Thank you for visiting the Collin Evans’ blog, a Houston criminal attorney. We write to inform locals about current events, news and law changes.


Saturday, June 9, 2018

Attorney to help with criminal investigation houston


Visit for all information at https://www.evanscriminallawyer.com/criminal-investigation-prosecution/
Criminal investigation information provided by Collin Evans, a Houston criminal defense attorney. Investigations take place after suspected criminal activity has been reported or while law enforcement observes a potential crime. The amount of work done by an officer before an actual arrest is made depends on many factors including the severity of the allegation, the people involved, and the type of harm. An investigation can be conducted regarding whether or not a crime has actually been committed, as well as whether or not an individual should be arrested. More information found at evanscriminallawyer.com.

Tuesday, May 1, 2018

Dwi defense lawyer in houston


Visit for all https://www.evanscriminallawyer.com/dwi-defense-attorney-collin-evans/
DWI defense in Texas. Information provided by Collin Evans, a Houston criminal defense lawyer. If you receive a DWI conviction, you will be required to keep an SR-22 on file with DPS for two years following your conviction regardless of whether you have an occupational license or not. An SR-22 is a form that is filed with DPS by a person’s auto insurance provider. This form shows that a person is insured with the minimum liability required by law, and if at any time, the person causes their insurance to lapse, terminate, or cancel, the auto insurance provider must notify DPS.

Sunday, April 29, 2018

Affordable criminal defense attorney houston


Visit for all https://www.evanscriminallawyer.com/open-container-law-affect/
Looking for a DWI lawyer in Houston, Tx? The open container law could make your punishment harsher. Information provided by The Law Office of Collin Evans. While only minors can receive a DUI anyone can be charged with a DWI. The justice system uses blood alcohol concentration to determine if someone is over their limit to drive so it’s important to know your limit

Where can I find an affordable attorney houston tx?
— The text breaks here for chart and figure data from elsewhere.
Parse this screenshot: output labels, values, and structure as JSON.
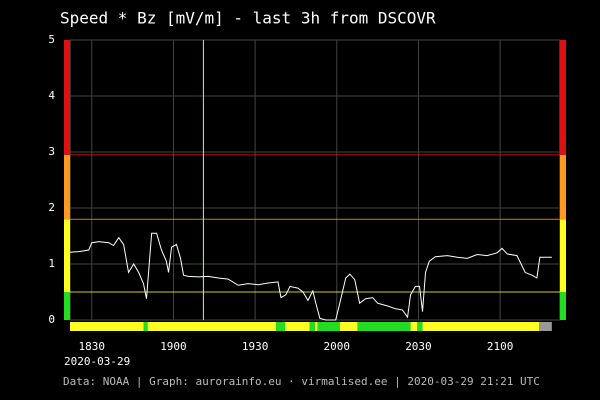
{
  "chart_data": {
    "type": "line",
    "title": "Speed * Bz [mV/m] - last 3h from DSCOVR",
    "date_label": "2020-03-29",
    "footer": "Data: NOAA | Graph: aurorainfo.eu · virmalised.ee | 2020-03-29 21:21 UTC",
    "xlim": [
      1102,
      1282
    ],
    "ylim": [
      0,
      5
    ],
    "xticks": [
      {
        "value": 1110,
        "label": "1830"
      },
      {
        "value": 1140,
        "label": "1900"
      },
      {
        "value": 1170,
        "label": "1930"
      },
      {
        "value": 1200,
        "label": "2000"
      },
      {
        "value": 1230,
        "label": "2030"
      },
      {
        "value": 1260,
        "label": "2100"
      }
    ],
    "yticks": [
      0,
      1,
      2,
      3,
      4,
      5
    ],
    "grid": true,
    "marker_x": 1151,
    "marker_color": "#aaffaa",
    "zones": [
      {
        "from": 0,
        "to": 0.5,
        "color": "#22dd22"
      },
      {
        "from": 0.5,
        "to": 1.8,
        "color": "#ffff22"
      },
      {
        "from": 1.8,
        "to": 2.95,
        "color": "#ff9922"
      },
      {
        "from": 2.95,
        "to": 5,
        "color": "#dd1111"
      }
    ],
    "status": [
      {
        "start": 1102,
        "end": 1129,
        "color": "#ffff22"
      },
      {
        "start": 1129,
        "end": 1130.5,
        "color": "#22dd22"
      },
      {
        "start": 1130.5,
        "end": 1177.7,
        "color": "#ffff22"
      },
      {
        "start": 1177.7,
        "end": 1181,
        "color": "#22dd22"
      },
      {
        "start": 1181,
        "end": 1190.1,
        "color": "#ffff22"
      },
      {
        "start": 1190.1,
        "end": 1192,
        "color": "#22dd22"
      },
      {
        "start": 1192,
        "end": 1193,
        "color": "#ffff22"
      },
      {
        "start": 1193,
        "end": 1201.1,
        "color": "#22dd22"
      },
      {
        "start": 1201.1,
        "end": 1207.7,
        "color": "#ffff22"
      },
      {
        "start": 1207.7,
        "end": 1227.1,
        "color": "#22dd22"
      },
      {
        "start": 1227.1,
        "end": 1229.6,
        "color": "#ffff22"
      },
      {
        "start": 1229.6,
        "end": 1231.5,
        "color": "#22dd22"
      },
      {
        "start": 1231.5,
        "end": 1274.3,
        "color": "#ffff22"
      },
      {
        "start": 1274.3,
        "end": 1279,
        "color": "#999999"
      }
    ],
    "x": [
      1102,
      1105.2,
      1108.9,
      1110,
      1112.6,
      1116.2,
      1118.0,
      1119.9,
      1121.7,
      1123.5,
      1125.4,
      1127.2,
      1129.0,
      1130.1,
      1132.0,
      1133.8,
      1135.6,
      1137.4,
      1138.2,
      1139.3,
      1141.1,
      1142.6,
      1143.7,
      1145.5,
      1149.1,
      1152.8,
      1156.5,
      1160.1,
      1163.8,
      1167.4,
      1171.1,
      1174.8,
      1178.4,
      1179.5,
      1181.3,
      1182.8,
      1185.7,
      1187.6,
      1189.4,
      1191.2,
      1192.3,
      1193.8,
      1196.0,
      1199.6,
      1201.1,
      1203.3,
      1204.8,
      1206.6,
      1208.4,
      1210.6,
      1213.2,
      1215.0,
      1218.7,
      1221.6,
      1224.1,
      1226.0,
      1227.1,
      1228.9,
      1230.4,
      1231.5,
      1232.6,
      1234.0,
      1236.2,
      1240.6,
      1244.3,
      1247.9,
      1251.6,
      1255.2,
      1258.9,
      1260.7,
      1262.6,
      1266.2,
      1269.2,
      1271.7,
      1273.5,
      1274.6,
      1279.0
    ],
    "series": [
      {
        "color": "#ffffff",
        "values": [
          1.21,
          1.22,
          1.25,
          1.38,
          1.4,
          1.38,
          1.33,
          1.47,
          1.35,
          0.85,
          1.0,
          0.85,
          0.65,
          0.38,
          1.55,
          1.55,
          1.25,
          1.05,
          0.85,
          1.3,
          1.35,
          1.1,
          0.8,
          0.78,
          0.77,
          0.78,
          0.75,
          0.73,
          0.62,
          0.65,
          0.63,
          0.66,
          0.68,
          0.4,
          0.45,
          0.6,
          0.57,
          0.5,
          0.35,
          0.52,
          0.3,
          0.03,
          0.0,
          0.0,
          0.3,
          0.75,
          0.82,
          0.72,
          0.3,
          0.38,
          0.4,
          0.3,
          0.25,
          0.2,
          0.18,
          0.05,
          0.45,
          0.6,
          0.6,
          0.15,
          0.85,
          1.05,
          1.13,
          1.15,
          1.12,
          1.1,
          1.17,
          1.15,
          1.2,
          1.28,
          1.18,
          1.15,
          0.85,
          0.8,
          0.75,
          1.12,
          1.12
        ]
      }
    ]
  }
}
Visit for all information at https://www.evanscriminallawyer.com/open-container-law-affect/ Looking for a DWI lawyer in Houston, Tx? The open container law could make your punishment harsher. Information provided by The Law Office of Collin Evans. To prevent being fined for an open container if pulled over transport any open alcohol containers in the trunk of the vehicle or in a locked compartment. Keep in mind that an open container charge greatly increases the severity of a DUI or DWI charge. The only vehicles that are not affected by this law are limos, buses and taxi cabs.

Where can I find dwi criminal defense attorney houston?


DWI defense in Texas https://www.evanscriminallawyer.com/dwi-defense-attorney-collin-evans/ . Information provided by Collin Evans, a Houston criminal defense lawyer. On the 41st day after your arrest, the Texas Department of Public Safety (DPS) will automatically suspend your license, if you do not follow the proper procedures. You only get 15 days to request a hearing. A DWI defense attorney that knows how the process works can ensure that your license does not get suspended automatically, but you must act fast to keep your right to a hearing and possibly save your driver’s license. The outcome of this hearing can differ greatly depending on your representation.